Scent rubbing can be used as a form of communication between many terrestrial mammals. This method is used to send messages, find mates and to keep away from areas where others have foraged. Odours produced by sweat glands, urine, feces and vaginal secretions often induce this behavior, which is prominent in carnivore species. Scent rubbing by males in many species is related to intrasexual communication and social interaction, such as the social status the animal holds in that population. Carnivores often scent rub as a mechanism of olfactory communication in which they release chemical odours to increase odds of being detected by conspecifics.

Spider monkeys rub saliva onto their sternal region and then rub this area against a tree, which may serve as a form of olfactory communication as they often use their apocrine glands, located in the sternal area, for this communication. Rubbing behavior displayed through cheek rubbing can reveal dominance in a population, with subordinate individuals doing this less than dominant ones. Scent rubbing also allows animals to gather scent from their surroundings onto themselves. Gray foxes have been found to cheek rub fresh puma scrapes in order to acquire the scent and mask their own, deterring predation by other animals. This shows that scent rubbing has an interspecific scent marking function.

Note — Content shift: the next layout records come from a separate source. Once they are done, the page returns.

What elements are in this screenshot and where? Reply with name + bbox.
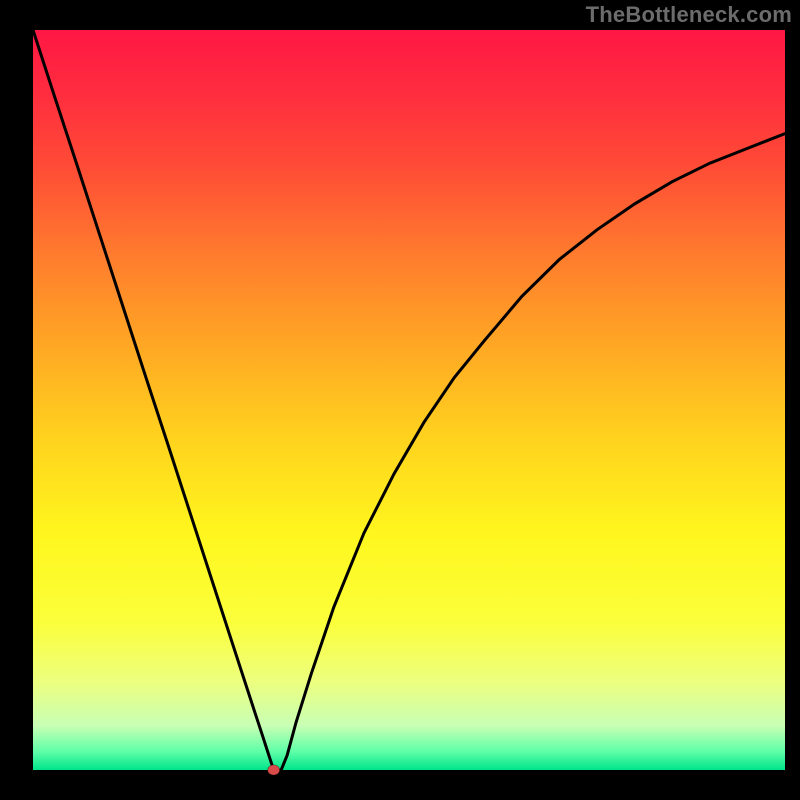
minimum-marker <box>268 765 280 775</box>
plot-background <box>33 30 785 770</box>
bottleneck-chart <box>0 0 800 800</box>
chart-frame: TheBottleneck.com <box>0 0 800 800</box>
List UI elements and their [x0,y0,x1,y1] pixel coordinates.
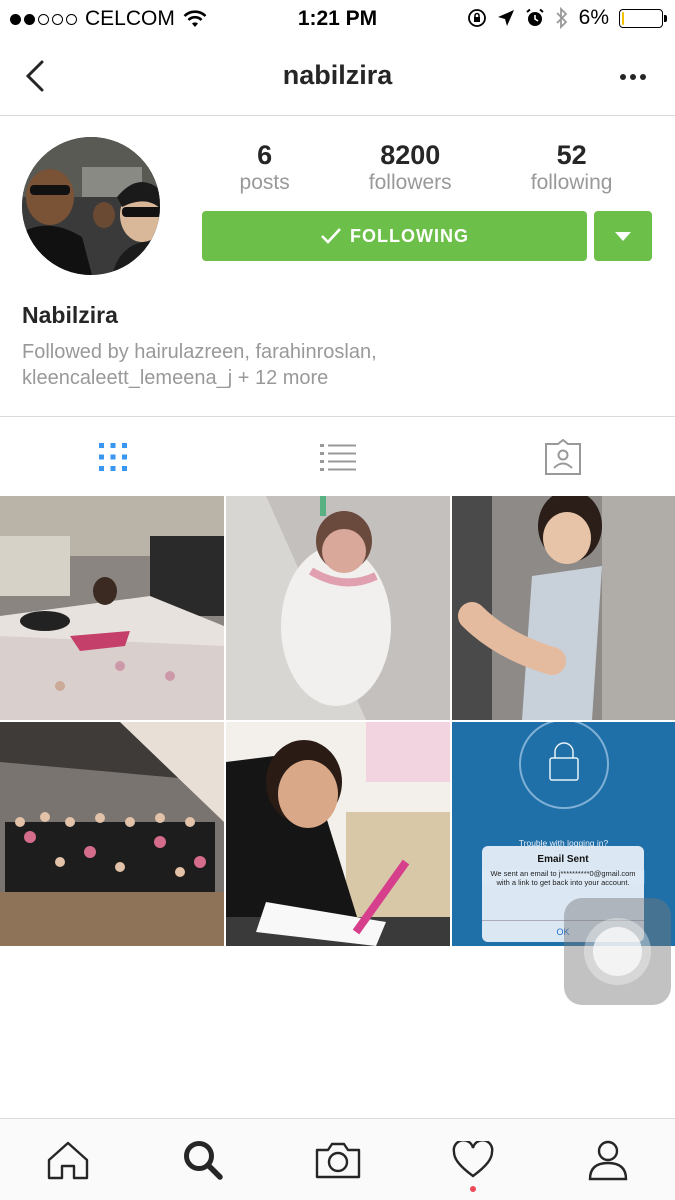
posts-count: 6 [257,140,273,170]
posts-stat[interactable]: 6 posts [240,140,290,196]
chevron-left-icon [25,60,44,92]
back-button[interactable] [18,56,58,96]
following-count: 52 [556,140,587,170]
photo-grid: Trouble with logging in? Email Sent We s… [0,496,675,946]
more-options-button[interactable] [613,60,653,94]
bluetooth-icon [556,7,567,29]
grid-post[interactable] [0,496,224,720]
checkmark-icon [321,228,341,244]
assistive-touch-button[interactable] [564,898,671,1005]
location-arrow-icon [497,10,514,26]
grid-post[interactable] [452,496,675,720]
home-icon [47,1141,88,1179]
heart-icon [452,1140,493,1177]
followers-count: 8200 [380,140,441,170]
followed-by-line-2: kleencaleett_lemeena_j + 12 more [22,367,329,389]
bottom-tab-bar [0,1118,675,1200]
profile-view-tabs [0,416,675,496]
profile-stats: 6 posts 8200 followers 52 following [200,140,652,196]
notification-dot [469,1186,476,1192]
tab-grid-view[interactable] [0,417,225,496]
list-icon [319,443,356,471]
following-button-label: FOLLOWING [350,225,469,246]
tab-activity[interactable] [405,1119,540,1200]
alert-title: Email Sent [537,854,589,865]
grid-post[interactable] [226,496,450,720]
followers-stat[interactable]: 8200 followers [369,140,452,196]
tab-home[interactable] [0,1119,135,1200]
grid-post[interactable] [0,722,224,946]
battery-percent: 6% [578,6,609,29]
followed-by-text[interactable]: Followed by hairulazreen, farahinroslan,… [22,339,652,391]
tab-profile[interactable] [540,1119,675,1200]
followed-by-line-1: Followed by hairulazreen, farahinroslan, [22,341,377,363]
navigation-bar: nabilzira [0,38,675,116]
avatar[interactable] [22,137,160,275]
alarm-icon [526,8,544,26]
following-stat[interactable]: 52 following [531,140,613,196]
tab-tagged-photos[interactable] [450,417,675,496]
camera-icon [315,1142,360,1178]
grid-icon [98,442,127,471]
profile-full-name: Nabilzira [22,302,118,328]
tab-list-view[interactable] [225,417,450,496]
battery-icon [619,8,667,28]
following-label: following [530,171,613,194]
alert-body: We sent an email to j**********0@gmail.c… [490,869,636,887]
search-icon [183,1140,223,1180]
followers-label: followers [368,171,452,194]
grid-post[interactable] [226,722,450,946]
posts-label: posts [239,171,290,194]
suggestions-dropdown-button[interactable] [594,211,652,261]
tab-camera[interactable] [270,1119,405,1200]
tagged-icon [544,438,581,475]
rotation-lock-icon [467,9,486,27]
following-button[interactable]: FOLLOWING [202,211,587,261]
profile-username-title: nabilzira [282,60,393,90]
tab-search[interactable] [135,1119,270,1200]
status-bar: CELCOM 1:21 PM 6% [0,0,675,38]
caret-down-icon [615,231,631,241]
profile-icon [588,1140,627,1180]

== Odours that induce rubbing ==
Both strong naturally occurring and artificial substances can cause mammals to scent rub. Strong smelling substances include rotting meat, fresh meat, vomit, faeces, food and the intestinal contents of other animals. Artificial substances that induce this behaviour include engine oil, perfume and insecticide. When an animal encounters an object with a novel or familiar smell it can elicit rubbing various body parts against this object.

== Sex and age differences ==

=== Sex ===
The scent rubbing behavior has been observed more frequently in males than females for many species. Certain male domestic cats, bears, monkeys and leopards are shown to scent rub more than their female conspecifics. There is an increase of scent rubbing during breeding season for black bears, but this is done predominantly by males. Body rubbing as a means of scent marking is done more often by male pumas. In species of spider monkey, adult males perform fur rubbing more often than females.

=== Age ===
Scent rubbing in cats is performed by adult animals more often than juveniles, indicating that the behaviour is used as a means of marking territory or of expressing their status. Adult marmots display a form of scent rubbing called cheek rubbing more than young members of the species. Mature pumas spent a significantly longer time body rubbing than immature pumas, which is related to communication behaviours developing with age, mature females did not visit their community scrapes as often. Only sexually mature woolly monkeys exhibit chest rubbing, which suggests that this scent rubbing behaviour reproductive function.